On se quitte en vous recommandant quatre documentaires portés par les personnalités atypiques de leurs protagonistes. Dans le petit bijou d’humanité et d’inventivité qu’est «  Le kiosque  » (2021), la réalisatrice Alexandra Pianelli nous livre, en caméra subjective, son regard à la fois tendre et décalé sur la disparition programmée de la presse papier et, avec elle, celle de la profession de kiosquier. Dans «  Voix off  », Marcel Trillat revient sur 40 ans de journalisme télé et raconte son parcours iconoclaste au sein du PAF ainsi que sa relation avec le pouvoir. Interpelé par la liberté de ton de celui qui fut pourtant directeur adjoint de l’information de France 2 tout en clamant que «  seule la résistance peut assurer une carrière paisible  », le réalisateur Yves Gaonac’h s’entretient longuement avec celui qui est reconnu encore aujourd’hui par la profession comme un modèle de lutte contre la censure et l’autocensure, et pour le sens qu’il a donné à son travail au sein de rédactions de service public jugées «  bagarreuses  » et «  rebelles  » car prônant la pluralité des points de vue…
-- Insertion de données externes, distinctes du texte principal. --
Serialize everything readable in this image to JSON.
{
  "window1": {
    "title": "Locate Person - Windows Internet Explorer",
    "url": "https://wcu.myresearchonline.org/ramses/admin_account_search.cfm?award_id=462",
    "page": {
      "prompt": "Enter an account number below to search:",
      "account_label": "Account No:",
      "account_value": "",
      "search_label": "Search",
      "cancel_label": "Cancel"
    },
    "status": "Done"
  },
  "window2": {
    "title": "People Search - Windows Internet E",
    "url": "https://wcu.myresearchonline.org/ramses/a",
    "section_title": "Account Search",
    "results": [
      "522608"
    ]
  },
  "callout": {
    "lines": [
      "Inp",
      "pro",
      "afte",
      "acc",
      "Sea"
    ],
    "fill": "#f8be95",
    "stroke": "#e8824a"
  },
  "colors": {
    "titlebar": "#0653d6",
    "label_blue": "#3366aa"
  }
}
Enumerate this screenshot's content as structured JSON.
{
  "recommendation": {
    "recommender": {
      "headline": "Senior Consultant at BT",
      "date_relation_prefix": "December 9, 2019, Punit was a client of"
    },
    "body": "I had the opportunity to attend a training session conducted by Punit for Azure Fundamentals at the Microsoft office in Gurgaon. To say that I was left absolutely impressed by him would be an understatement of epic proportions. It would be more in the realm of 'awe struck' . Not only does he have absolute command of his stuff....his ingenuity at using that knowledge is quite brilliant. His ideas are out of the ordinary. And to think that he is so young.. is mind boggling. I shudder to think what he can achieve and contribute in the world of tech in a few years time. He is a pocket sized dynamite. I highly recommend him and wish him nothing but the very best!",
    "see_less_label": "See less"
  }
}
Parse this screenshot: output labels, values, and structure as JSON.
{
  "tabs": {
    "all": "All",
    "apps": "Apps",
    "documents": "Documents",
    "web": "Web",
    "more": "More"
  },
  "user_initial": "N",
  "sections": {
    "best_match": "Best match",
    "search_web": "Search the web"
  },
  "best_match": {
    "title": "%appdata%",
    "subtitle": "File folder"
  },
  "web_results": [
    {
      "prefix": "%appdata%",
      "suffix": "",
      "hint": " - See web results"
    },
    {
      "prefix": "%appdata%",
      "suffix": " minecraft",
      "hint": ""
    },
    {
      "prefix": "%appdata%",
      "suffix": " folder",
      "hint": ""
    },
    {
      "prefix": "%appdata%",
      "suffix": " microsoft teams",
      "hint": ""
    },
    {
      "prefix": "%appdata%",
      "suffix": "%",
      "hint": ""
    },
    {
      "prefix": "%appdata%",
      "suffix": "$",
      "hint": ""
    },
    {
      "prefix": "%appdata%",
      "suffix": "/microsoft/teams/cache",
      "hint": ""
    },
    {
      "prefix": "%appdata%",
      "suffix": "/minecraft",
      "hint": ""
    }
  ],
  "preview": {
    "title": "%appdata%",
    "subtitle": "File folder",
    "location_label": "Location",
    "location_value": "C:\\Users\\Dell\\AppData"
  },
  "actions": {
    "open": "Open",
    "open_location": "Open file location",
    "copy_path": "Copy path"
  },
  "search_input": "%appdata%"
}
Autre film-entretien fleuve, «  Chomsky, les médias et les illusions nécessaires  » met en lumière l’analyse approfondie des médias de masse menée par le linguiste, intellectuel et militant réputé Noam Chomsky. Il y démontre combien propagande et démocratie ne sont pas incompatibles – bien au contraire puisque les populations non contraintes par la force sont alors soumises à des formes plus subtiles d’oppression idéologique par l’intermédiaire des médias et des flux d’actualités quotidiennes. Ce film, primé plus d’une vingtaine de fois, se veut un véritable «  cours d’autodéfense intellectuelle  », dont les presque trois heures se révèlent plus que salutaires. Et ce, même 30 ans après sa première diffusion (doit-on s’en réjouir ou s’en inquiéter, c’est selon…).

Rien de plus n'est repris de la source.